The Trump administration’s “preferred option” for weakening the rule would allow mileage standards to rise as scheduled until 2020, at which point the standard would freeze at about 37 mpg.

The proposal would also challenge the authority of California and other states to set their own, tougher standards. California has a waiver under the 1970 Clean Air Act to set its own air pollution regulations, and a dozen other states follow its lead. If the Trump administration loosens federal pollution rules, California has vowed to stick with its own stricter standards and to sue the administration.

That fight could, in effect, split the U.S. car market in two, with one set of regulations for the federal government and a different set of regulations for California and the other states that follow its standard. That would set up a legal battle that would quite likely reach the Supreme Court.

Both Trump and Pruitt appeared to relish the political prospect of a legal fight with California. Pruitt, who shared Trump’s antipathy for government regulations, was prepared to sign off on the proposal despite the concerns of his staff about its legal vulnerability, according to people familiar with the negotiations.

But since Wheeler stepped in, he has raised concerns about the legality of the proposal as it is written, according to at least four people familiar with the matter. Privately, even some auto executives have also asked Trump to pull back from such an aggressive rollback, fearing that the lawsuits it will create could lead to years of regulatory uncertainty.

But Rosen, the deputy secretary of the Transportation Department, is confident that the proposal will stand up to legal challenge in part because of the changing makeup of the Supreme Court, according to a half-dozen people. With the retirement of the Supreme Court Justice Anthony M. Kennedy, who often served as a swing vote on the court, Trump has nominated a judge to succeed him, Brett Kavanaugh, who is considered more reliably conservative.

Rosen, a lawyer whose former clients have included General Motors and Hyundai, served as general counsel for the Transportation Department during the George W. Bush administration, where he was known as an opponent of efforts to combat climate change and regulate auto pollution. The plan would strip away regulations that he has fought for years.

“The thinking is, whatever they do to relax the standards, California will sue,” said Myron Ebell, who led the Trump administration’s EPA transition team. “So why not go for the whole thing?”
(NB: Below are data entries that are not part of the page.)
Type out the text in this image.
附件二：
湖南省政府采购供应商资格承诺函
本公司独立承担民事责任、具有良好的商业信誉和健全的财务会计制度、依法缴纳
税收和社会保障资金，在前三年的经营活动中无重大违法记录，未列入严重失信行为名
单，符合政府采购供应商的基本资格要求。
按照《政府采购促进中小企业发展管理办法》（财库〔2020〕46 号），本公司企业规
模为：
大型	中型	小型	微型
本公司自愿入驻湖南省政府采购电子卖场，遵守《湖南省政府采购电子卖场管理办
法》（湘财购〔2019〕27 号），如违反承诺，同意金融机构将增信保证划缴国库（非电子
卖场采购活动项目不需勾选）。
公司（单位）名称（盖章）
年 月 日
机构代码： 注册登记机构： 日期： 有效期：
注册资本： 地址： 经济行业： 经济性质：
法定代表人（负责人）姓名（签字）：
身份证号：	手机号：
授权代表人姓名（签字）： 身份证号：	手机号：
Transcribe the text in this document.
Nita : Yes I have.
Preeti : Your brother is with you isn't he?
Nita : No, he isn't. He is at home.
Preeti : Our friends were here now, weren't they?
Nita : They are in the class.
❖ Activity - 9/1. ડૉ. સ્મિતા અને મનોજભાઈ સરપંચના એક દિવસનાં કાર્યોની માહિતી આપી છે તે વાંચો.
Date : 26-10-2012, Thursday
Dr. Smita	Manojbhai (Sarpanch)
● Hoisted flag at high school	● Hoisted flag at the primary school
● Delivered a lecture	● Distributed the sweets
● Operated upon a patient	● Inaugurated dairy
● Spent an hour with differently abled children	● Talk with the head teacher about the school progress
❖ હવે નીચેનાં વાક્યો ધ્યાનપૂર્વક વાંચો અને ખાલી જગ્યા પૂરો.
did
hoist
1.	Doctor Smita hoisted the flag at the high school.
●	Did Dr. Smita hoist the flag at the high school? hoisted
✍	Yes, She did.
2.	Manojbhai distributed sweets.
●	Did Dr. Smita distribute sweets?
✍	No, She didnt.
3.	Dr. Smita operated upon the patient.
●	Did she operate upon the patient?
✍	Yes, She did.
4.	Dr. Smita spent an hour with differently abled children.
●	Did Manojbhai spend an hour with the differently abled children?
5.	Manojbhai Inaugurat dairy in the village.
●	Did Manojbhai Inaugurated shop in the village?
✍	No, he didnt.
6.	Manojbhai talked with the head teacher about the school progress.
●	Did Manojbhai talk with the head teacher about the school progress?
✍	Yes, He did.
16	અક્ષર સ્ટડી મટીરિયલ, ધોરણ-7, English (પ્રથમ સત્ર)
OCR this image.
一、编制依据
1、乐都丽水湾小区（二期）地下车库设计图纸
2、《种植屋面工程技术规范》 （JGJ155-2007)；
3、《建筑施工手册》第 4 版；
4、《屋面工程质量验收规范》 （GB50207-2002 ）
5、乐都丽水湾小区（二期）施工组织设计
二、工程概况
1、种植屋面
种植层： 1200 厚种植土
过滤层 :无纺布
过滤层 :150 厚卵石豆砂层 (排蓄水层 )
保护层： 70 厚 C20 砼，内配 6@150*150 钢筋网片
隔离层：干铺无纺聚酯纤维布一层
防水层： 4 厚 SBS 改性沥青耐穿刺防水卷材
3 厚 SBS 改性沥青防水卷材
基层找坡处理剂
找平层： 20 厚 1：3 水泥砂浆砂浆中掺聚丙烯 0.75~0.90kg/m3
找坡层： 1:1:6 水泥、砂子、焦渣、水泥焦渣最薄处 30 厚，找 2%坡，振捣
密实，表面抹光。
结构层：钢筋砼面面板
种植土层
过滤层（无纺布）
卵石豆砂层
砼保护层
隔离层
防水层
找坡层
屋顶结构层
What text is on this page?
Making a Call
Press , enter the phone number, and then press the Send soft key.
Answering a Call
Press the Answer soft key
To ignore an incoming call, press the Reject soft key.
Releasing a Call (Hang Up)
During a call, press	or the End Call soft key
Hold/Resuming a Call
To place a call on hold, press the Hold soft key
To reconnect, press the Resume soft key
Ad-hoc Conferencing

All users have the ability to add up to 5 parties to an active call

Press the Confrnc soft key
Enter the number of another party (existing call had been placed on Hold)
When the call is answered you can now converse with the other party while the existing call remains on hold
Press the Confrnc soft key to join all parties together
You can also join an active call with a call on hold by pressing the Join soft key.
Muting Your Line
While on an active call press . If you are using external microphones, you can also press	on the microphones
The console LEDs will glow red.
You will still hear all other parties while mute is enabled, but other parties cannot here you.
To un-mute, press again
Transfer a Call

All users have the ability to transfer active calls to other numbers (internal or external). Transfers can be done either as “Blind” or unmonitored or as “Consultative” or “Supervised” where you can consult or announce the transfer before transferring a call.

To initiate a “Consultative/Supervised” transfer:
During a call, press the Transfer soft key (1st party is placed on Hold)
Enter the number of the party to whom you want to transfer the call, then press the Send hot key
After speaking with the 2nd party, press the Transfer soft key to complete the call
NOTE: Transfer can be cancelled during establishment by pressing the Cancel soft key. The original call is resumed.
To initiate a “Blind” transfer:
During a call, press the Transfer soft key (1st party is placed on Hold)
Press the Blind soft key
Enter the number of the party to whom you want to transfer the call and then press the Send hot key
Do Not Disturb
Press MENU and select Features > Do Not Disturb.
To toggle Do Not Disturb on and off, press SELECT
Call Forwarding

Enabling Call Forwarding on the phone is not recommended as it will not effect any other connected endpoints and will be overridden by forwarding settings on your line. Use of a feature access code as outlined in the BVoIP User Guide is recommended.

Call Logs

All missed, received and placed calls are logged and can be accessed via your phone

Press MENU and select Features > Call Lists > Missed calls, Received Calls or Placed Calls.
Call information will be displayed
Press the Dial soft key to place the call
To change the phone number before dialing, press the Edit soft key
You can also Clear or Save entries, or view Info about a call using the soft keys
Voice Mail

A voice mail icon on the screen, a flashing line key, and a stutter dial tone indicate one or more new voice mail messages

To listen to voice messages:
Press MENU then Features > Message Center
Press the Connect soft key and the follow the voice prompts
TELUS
Jody Freeman, a professor of environmental law at Harvard and a former adviser to President Barack Obama, noted that previous efforts to pre-empt such state-level authority have failed. “We’ve never seen a state-level waiver being revoked, and it’s not clear how that would work,” Freeman said.

Once the rule is made public, the EPA and Transportation Department will take public comments before revising it and publishing a final rule this year. People who have spoken with Wheeler say they expect to see his more cautious approach reflected in a final rule that is less radical but more legally defensible.

And they note that even as on Thursday Wheeler walked back Pruitt’s move not to enforce pollution rules for “glider” trucks, he also wrote a memo saying that he intended to revisit the policy.

“He didn’t say, I’m abandoning this whole effort,” Revesz said. “The last sentence of his memo is essentially saying, ‘We’ll still proceed full steam ahead.’ He’s just going to find a way to proceed more cautiously. His style is different, but ultimately he’s pursuing the same aim.”